In a memorial editorial published the day after her death, the Arkansas Democrat-Gazette wrote, “Her column was an almost-daily feature of this paper. And for her day job, she ran the Voices page –– like a drill sergeant. In fact, a smarty-pants editorial writer once told her, to her face, that she was like U.S. Army toilet paper: Rough, tough, and didn’t take much off anybody. She beamed. She took it as the compliment it was meant to be. And it may have made her week, her month, her year. She repeated it several times that day to make sure others heard it. She seemed elated, encouraged by such descriptions.”
Oakley was a member of the Society of Professional Journalists, Arkansas Pro Chapter and served as SPJ Region 12 Director from 1987 to 1991.
Carla Koen, a former copy editor at the Arkansas Democrat-Gazette and former editor of Little Rock Monthly magazine, said, “Meredith was enigmatic. I saw her in the newsroom every day and that formed my view of her as tough, dedicated and one of the few women in the news business who found a shred of equality. Than, I got to know her during Farkleberry Follies, (the biennial gridiron show staged by SPJ from 1967-1999 to fund journalism scholarships). Boy, was I ever glad I did. Her fun, silly, musical side was as big - or bigger - than that ‘bitchy’ persona she was known for.”

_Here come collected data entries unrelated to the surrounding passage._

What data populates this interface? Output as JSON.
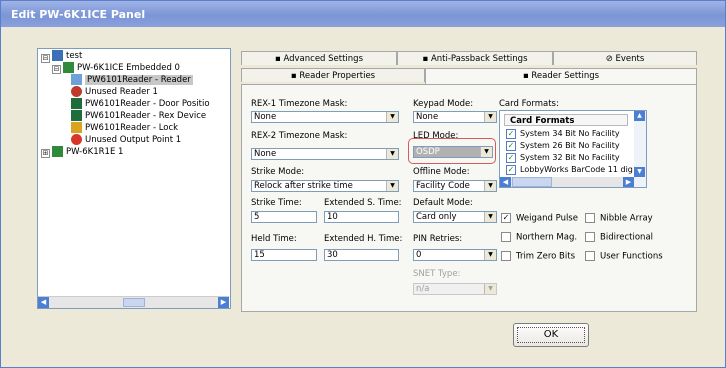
{
  "window": {
    "title": "Edit PW-6K1ICE Panel"
  },
  "tree": {
    "items": [
      {
        "label": "test",
        "icon": "folder-icon"
      },
      {
        "label": "PW-6K1ICE Embedded 0",
        "icon": "panel-icon"
      },
      {
        "label": "PW6101Reader - Reader",
        "icon": "reader-icon"
      },
      {
        "label": "Unused Reader 1",
        "icon": "unused-reader-icon"
      },
      {
        "label": "PW6101Reader - Door Positio",
        "icon": "door-icon"
      },
      {
        "label": "PW6101Reader - Rex Device",
        "icon": "rex-icon"
      },
      {
        "label": "PW6101Reader - Lock",
        "icon": "lock-icon"
      },
      {
        "label": "Unused Output Point 1",
        "icon": "output-icon"
      },
      {
        "label": "PW-6K1R1E 1",
        "icon": "panel-icon"
      }
    ],
    "expanders": [
      "⊟",
      "⊟",
      "⊞"
    ]
  },
  "tabs": {
    "row1": [
      "Advanced Settings",
      "Anti-Passback Settings",
      "Events"
    ],
    "row2": [
      "Reader Properties",
      "Reader Settings"
    ]
  },
  "form": {
    "rex1_label": "REX-1 Timezone Mask:",
    "rex1_value": "None",
    "rex2_label": "REX-2 Timezone Mask:",
    "rex2_value": "None",
    "strike_mode_label": "Strike Mode:",
    "strike_mode_value": "Relock after strike time",
    "strike_time_label": "Strike Time:",
    "strike_time_value": "5",
    "ext_strike_label": "Extended S. Time:",
    "ext_strike_value": "10",
    "held_time_label": "Held Time:",
    "held_time_value": "15",
    "ext_held_label": "Extended H. Time:",
    "ext_held_value": "30",
    "keypad_label": "Keypad Mode:",
    "keypad_value": "None",
    "led_label": "LED Mode:",
    "led_value": "OSDP",
    "offline_label": "Offline Mode:",
    "offline_value": "Facility Code",
    "default_label": "Default Mode:",
    "default_value": "Card only",
    "pin_label": "PIN Retries:",
    "pin_value": "0",
    "snet_label": "SNET Type:",
    "snet_value": "n/a"
  },
  "card_formats": {
    "label": "Card Formats:",
    "header": "Card Formats",
    "items": [
      "System 34 Bit No Facility",
      "System 26 Bit No Facility",
      "System 32 Bit No Facility",
      "LobbyWorks BarCode 11 dig"
    ]
  },
  "options": {
    "wiegand": "Weigand Pulse",
    "nibble": "Nibble Array",
    "northern": "Northern Mag.",
    "bidirectional": "Bidirectional",
    "trim": "Trim Zero Bits",
    "user_functions": "User Functions"
  },
  "buttons": {
    "ok": "OK"
  },
  "colors": {
    "title_bar": "#8aa0dc",
    "highlight": "#d45c5c",
    "osdp_bg": "#b1b1b1"
  }
}
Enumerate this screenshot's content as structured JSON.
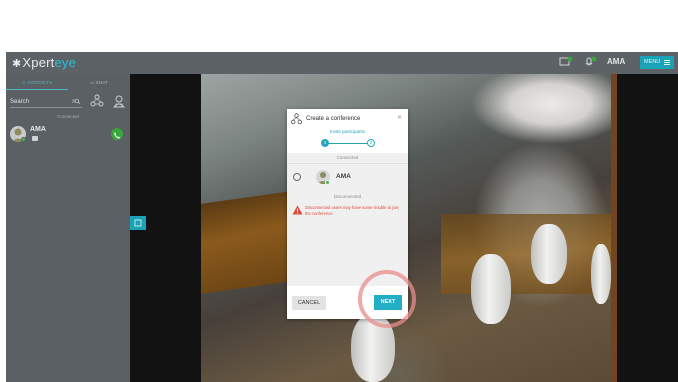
{
  "header": {
    "logo_prefix": "Xpert",
    "logo_suffix": "eye",
    "user_name": "AMA",
    "menu_label": "MENU"
  },
  "sidebar": {
    "tabs": [
      {
        "label": "CONTACTS",
        "active": true
      },
      {
        "label": "CHAT",
        "active": false
      }
    ],
    "search_value": "Search",
    "connected_label": "Connected",
    "contacts": [
      {
        "name": "AMA",
        "status": "online"
      }
    ]
  },
  "modal": {
    "title": "Create a conference",
    "close_glyph": "✕",
    "subtitle": "Invite participants",
    "steps": [
      "1",
      "2"
    ],
    "current_step": 1,
    "connected_label": "Connected",
    "participants": [
      {
        "name": "AMA",
        "status": "online"
      }
    ],
    "disconnected_label": "Disconnected",
    "warning": "Disconnected users may have some trouble to join the conference",
    "cancel_label": "CANCEL",
    "next_label": "NEXT"
  },
  "colors": {
    "accent": "#22aec5",
    "online": "#49b649",
    "warning": "#e04a3a",
    "highlight": "#e88c8c"
  }
}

Oakley was also known as a fierce defender of the Arkansas Freedom of Information Act. Eric J. Francis, former managing editor of the North Little Rock Times, said Oakley was “a hard-nosed newspaperwoman who never put anyone ahead of her readers, the people of Arkansas. We served together on the FOIA Coalition and testified at the state legislature against laws that would weaken the people’s right to know. She never gave an inch, because she understood all too well how many miles legislators and special interests would grab in return.”
Oakley left the Arkansas Democrat-Gazette in March 2011. In her final column she wrote, “My old boss and mentor, the late John R. Starr, once chided that loyalty was both my greatest attribute and my greatest fault. He was wrong. If I am anything in great abundance, it is stubborn. I don’t give up or give in easily. ...It always made me smile whenever a colleague would remark that, in researching a bit of Arkansas governmental or political history, he or she had come across an old byline of mine. It makes me smile now to consider that someday others may do the same. They won’t know or care who I was, but my name will be there regardless. It’s as close to immortality as I’m ever going to come in this life, but it will suffice.”
No survivors or service details were announced.